Стремительное движение его руки — и тяжелые юбки съезжают куда-то на бедра, а мою ножку скрывает от его взоров только тонкий белый чулочек. Хотя — не уверена, что «скрывает» в данном случае правильное слово. И губы, прижавшиеся к моей коленке в жарком поцелуе — лишнее тому подтверждение.

— Нет, малышка, — продолжает он невозмутимо, оборвав поцелуй, — чулочки мне нравятся, чулочки снимать не будем. С чулочками мы сейчас совсем другую вещь сделаем…

Я слышу легкое позвякивание металла и мгновенно холодею, пытаясь вырваться:

— Нет!

— А ведь я предупреждал, что так будет, верно? — вырваться не дал, легко удержав мою ногу одной рукой. — И даже рассказывал, что нужно сделать, чтоб этого избежать, — холодный металл охватывает лодыжку, и я вздрагиваю, услышав характерный щелчок. — Выбор твой.

Судорожно выдыхаю сквозь стиснутые зубы, пытаясь успокоиться и не поддаться панике. Ничего. Ничего он мне не сделает, он же обещал. Обещал не делать мне больно. Ну, потрогает везде, а это стыдно, конечно, но ведь он мой муж. А жена принадлежит мужу и должна… Даже если достался такой, и говорит… В храме нас венчали…

— Расслабь ножку, Роуз, я натяну цепь… Расслабь, я ведь все равно натяну… Вот так, чуть на себя коленочку…

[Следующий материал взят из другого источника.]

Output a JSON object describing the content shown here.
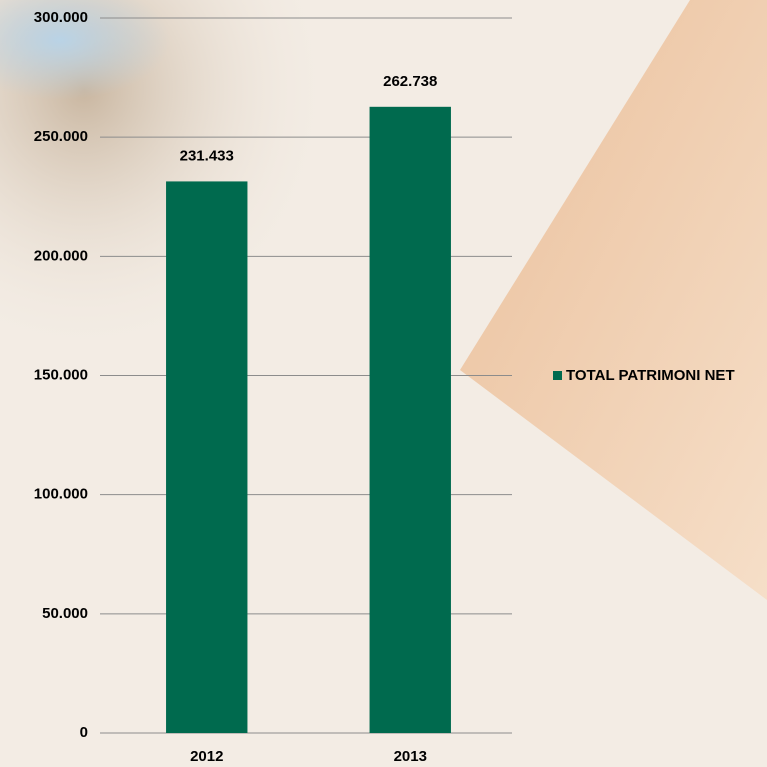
{
  "chart_data": {
    "type": "bar",
    "categories": [
      "2012",
      "2013"
    ],
    "series": [
      {
        "name": "TOTAL PATRIMONI NET",
        "color": "#006a4e",
        "values": [
          231433,
          262738
        ],
        "value_labels": [
          "231.433",
          "262.738"
        ]
      }
    ],
    "ylim": [
      0,
      300000
    ],
    "yticks": [
      0,
      {
        "value": 50000,
        "label": "50.000"
      },
      {
        "value": 100000,
        "label": "100.000"
      },
      {
        "value": 150000,
        "label": "150.000"
      },
      {
        "value": 200000,
        "label": "200.000"
      },
      {
        "value": 250000,
        "label": "250.000"
      },
      {
        "value": 300000,
        "label": "300.000"
      }
    ],
    "grid": true
  }
}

Деус! Деус, за что? Теперь моя стопа где-то на уровне его головы, коленка смотрит вверх и вправо, раскрывая меня самым постыдным образом, я сижу на самом краешке скамьи, едва удерживаясь на нем из-за тряски кареты, а этот гад уже берется за вторую ножку! И что, что я должна делать? Биться в истерике, призывая на его голову проклятия? И оно поможет? Да этот гад, который точно мне не муж (муж бы не стал так позорить собственную супругу) лишь посмеется своим тихим, завораживающим смехом и придумает что-нибудь еще ужаснее. В наказание, да. Он придумает мне очередное извращенное наказание!

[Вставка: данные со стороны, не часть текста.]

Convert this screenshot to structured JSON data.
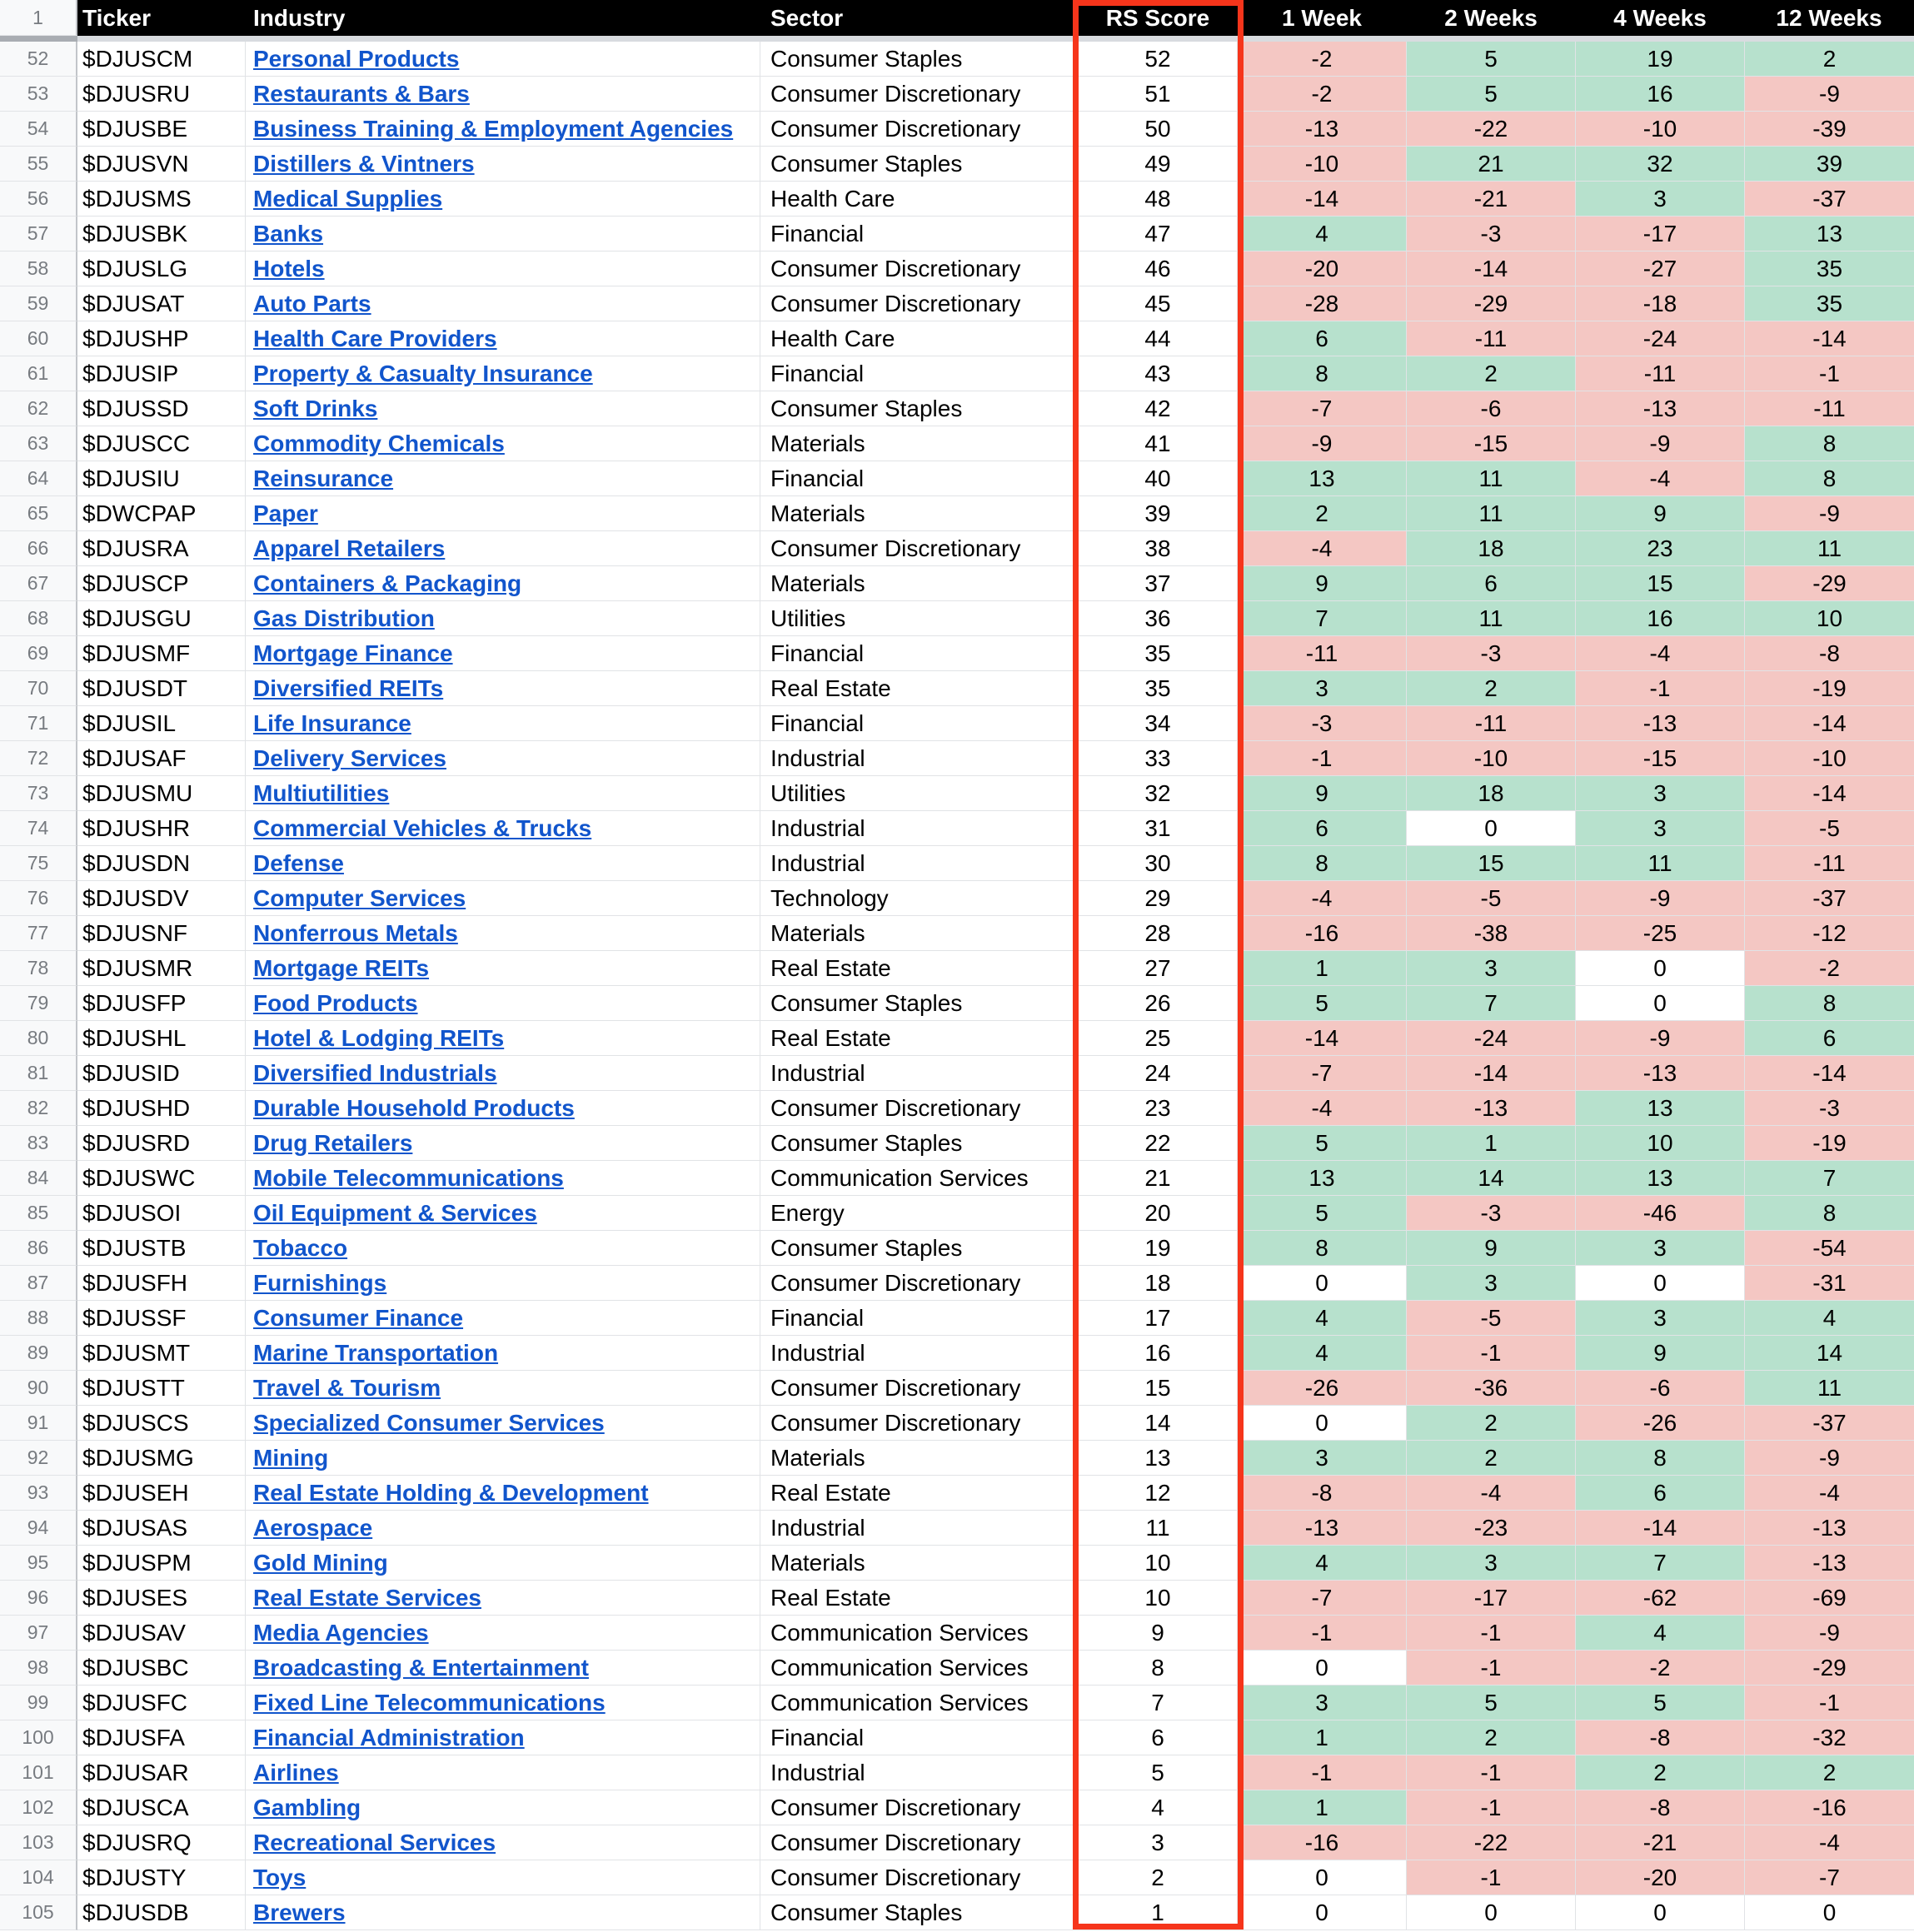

— Вот так, моя девочка, — удовлетворенно заявил мой мучитель, когда и вторая моя нога беспомощно повисла на цепи. — А теперь можно подумать и о лишних деталях туалета. От чего бы нам избавиться, как полагаешь?

— От вас? — наверное, это со страху я заявила ему такое. — Скажите, если я избавлюсь от вас, я получу большое наследство? Как-то не хотелось бы обратно к папеньке.

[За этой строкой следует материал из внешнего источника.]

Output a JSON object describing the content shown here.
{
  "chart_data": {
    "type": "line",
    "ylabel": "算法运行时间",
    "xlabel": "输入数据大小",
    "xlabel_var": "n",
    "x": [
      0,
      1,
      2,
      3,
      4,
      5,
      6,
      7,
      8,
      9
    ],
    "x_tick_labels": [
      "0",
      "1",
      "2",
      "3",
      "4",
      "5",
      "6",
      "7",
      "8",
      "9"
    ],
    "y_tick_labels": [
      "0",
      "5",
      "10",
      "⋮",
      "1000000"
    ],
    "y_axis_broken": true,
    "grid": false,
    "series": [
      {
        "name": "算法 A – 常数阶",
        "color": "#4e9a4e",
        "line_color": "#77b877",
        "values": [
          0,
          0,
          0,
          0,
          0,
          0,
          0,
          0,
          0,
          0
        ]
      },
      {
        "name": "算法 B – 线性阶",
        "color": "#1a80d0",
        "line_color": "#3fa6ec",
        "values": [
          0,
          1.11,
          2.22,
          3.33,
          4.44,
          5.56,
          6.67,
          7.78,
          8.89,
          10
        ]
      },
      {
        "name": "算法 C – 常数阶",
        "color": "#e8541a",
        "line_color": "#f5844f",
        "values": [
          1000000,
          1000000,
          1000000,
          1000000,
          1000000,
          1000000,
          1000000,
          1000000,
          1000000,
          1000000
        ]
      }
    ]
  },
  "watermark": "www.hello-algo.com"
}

Смеется. Ну конечно, я его смешу — беспомощная, связанная, бесстыже раскрытая его взорам.

— За наследством — это не ко мне, Роуз. Это к герцогу Александру Теодору. Вот только ты аккуратней его убивай, ладно? Он большой человек, расследование начнется…

— Так может, вы мне и способ подскажете? Аккуратный?

— Деус! — он, смеясь, целует мне ножку чуть выше коленки. — Какого монстра я разбудил в этой милой девочке, — еще один поцелуй немного выше предыдущего. — И не жаль тебе герцога, Роуз? — вновь поцелуй, обжигающий жаром внутреннюю сторону бедра. — Он же тебе совсем ничего не сделал, — его губы добрались до границы чулочка и коснулись моей обнаженной кожи. Слишком высоко. Опасно. Жарко.

— Он венчался со мной, — запрокинув голову и пытаясь сдерживать дыхание, вновь становящееся слишком глубоким, выдыхаю в ответ, — в вашем лице. Или вы — в его.

Он, меж тем, не отвлекаясь на выслушивание моих суждений, покрывает поцелуями мою вторую ножку. И его руки не отстают от губ — ласкают, гладят, вызывая дрожь в теле и путаницу в мыслях.